For the right (following early-modern lead of Bacon, his student Hobbes, and Locke), the conquest of nature should be aimed at “external” nature, the natural world, for the benefit of humankind. There is a residual respect for the creatureliness of humans, conceived within a frame in which humanity is radically separate from nature “out there” (an idea that Aristotle could not have conceived).
For the left (influenced by Rousseau), only through the overcoming of human “nature” (appearing always in just such quotes) can human liberation and true autonomy be achieved. The Pill is just one way that human nature is to be mastered; so, too, the ability to safely and surgically extract a fetus; to engage in embryonic stem-cell research; to redefine marriage without regard to considerations of reproduction; and, for a growing number, the hope of immortality through the project of “transhumanism.” However, the natural world is regarded as inviolable, a space that should bear no imprint of human exploitation. Like the right, the left reflects the modern divide between nature “out there” and human nature, but now it favors “the environment” over human “nature.”
In both cases, the aim is what Bacon described as “the relief of the human estate,” which has become tantamount to the securing of the greatest expansion of human autonomy. While the left and right appear to fight titanic battles over issues such as the size of the national deficit, both engage in a deeper fundamental shared project of expanding the scope of human autonomy with the assistance of applied science, or “technology.”
And if one finally considers the record, it is the advance of this shared commitment that has proven to be the heart of success of both the right and the left. The right has generally “won” in the economic realm, expanding trade and globalization, while generally losing in the realm of “social issues.” The left has generally won (and continues to gain ground) on these same “social issues,” without decreasing a jot the production and consumption of fossil fuels around the world. There is a reason why a growing number of millenials exhibit a consistent ethic of libertarianism, describing themselves in growing numbers as “socially liberal and economically conservative.” They are the progeny of the marriage (feigned as a battle) between the modern left and the right, Baconians all.
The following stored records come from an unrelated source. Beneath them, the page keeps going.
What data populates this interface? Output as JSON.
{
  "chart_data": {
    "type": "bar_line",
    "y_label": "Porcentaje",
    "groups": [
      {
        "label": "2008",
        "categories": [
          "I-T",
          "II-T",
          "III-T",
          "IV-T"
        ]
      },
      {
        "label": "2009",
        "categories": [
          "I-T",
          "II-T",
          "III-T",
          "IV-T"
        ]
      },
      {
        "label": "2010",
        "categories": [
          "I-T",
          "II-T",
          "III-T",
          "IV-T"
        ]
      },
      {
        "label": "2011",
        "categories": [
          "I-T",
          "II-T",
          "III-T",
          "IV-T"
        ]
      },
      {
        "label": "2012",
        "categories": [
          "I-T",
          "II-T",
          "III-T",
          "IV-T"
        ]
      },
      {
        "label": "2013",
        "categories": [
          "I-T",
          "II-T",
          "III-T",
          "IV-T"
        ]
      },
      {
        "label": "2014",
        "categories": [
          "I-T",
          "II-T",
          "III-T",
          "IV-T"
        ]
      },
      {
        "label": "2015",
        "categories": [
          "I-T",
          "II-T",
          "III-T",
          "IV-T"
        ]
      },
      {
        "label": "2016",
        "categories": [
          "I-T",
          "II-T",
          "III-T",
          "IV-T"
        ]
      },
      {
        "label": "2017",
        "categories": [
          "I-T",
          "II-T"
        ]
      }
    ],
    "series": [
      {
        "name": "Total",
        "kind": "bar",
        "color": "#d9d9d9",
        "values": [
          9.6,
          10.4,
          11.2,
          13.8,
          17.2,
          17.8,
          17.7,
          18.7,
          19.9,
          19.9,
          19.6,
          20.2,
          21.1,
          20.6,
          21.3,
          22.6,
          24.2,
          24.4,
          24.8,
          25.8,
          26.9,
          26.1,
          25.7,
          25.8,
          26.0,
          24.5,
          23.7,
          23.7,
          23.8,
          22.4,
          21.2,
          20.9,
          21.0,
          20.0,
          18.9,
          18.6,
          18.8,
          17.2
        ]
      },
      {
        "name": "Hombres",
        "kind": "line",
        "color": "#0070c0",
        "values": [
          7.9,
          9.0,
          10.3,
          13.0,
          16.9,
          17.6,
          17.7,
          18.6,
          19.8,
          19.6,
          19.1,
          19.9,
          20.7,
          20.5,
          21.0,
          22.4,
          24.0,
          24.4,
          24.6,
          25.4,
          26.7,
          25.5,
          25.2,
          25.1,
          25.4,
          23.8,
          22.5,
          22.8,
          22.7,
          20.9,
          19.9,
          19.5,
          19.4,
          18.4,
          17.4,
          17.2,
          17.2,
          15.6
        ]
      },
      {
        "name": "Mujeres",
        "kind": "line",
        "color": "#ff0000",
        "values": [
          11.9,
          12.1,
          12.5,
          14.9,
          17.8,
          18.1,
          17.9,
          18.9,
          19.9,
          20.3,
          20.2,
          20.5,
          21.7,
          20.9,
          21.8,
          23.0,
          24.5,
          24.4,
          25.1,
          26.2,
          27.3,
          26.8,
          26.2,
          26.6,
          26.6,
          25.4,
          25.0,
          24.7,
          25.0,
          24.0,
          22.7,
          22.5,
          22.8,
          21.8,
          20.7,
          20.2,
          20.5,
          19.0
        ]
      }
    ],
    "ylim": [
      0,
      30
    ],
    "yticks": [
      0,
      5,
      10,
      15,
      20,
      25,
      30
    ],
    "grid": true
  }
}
We do “follow the science”—the path laid down by the modern scientific project to master nature—down the path to ever-increasing human autonomy, which in fact requires the architecture of massive government for its achievement. And down this path lies finally the mastery of ourselves, which is also our ultimately complete subjugation. Living autonomously through technology on a ravaged planet might not have been Bacon’s hope, but it is our destiny if we continue to “follow the science.”
Patrick J. Deneen is David A. Potenziani Memorial Associate Professor of Constitutional Studies at the University of Notre Dame.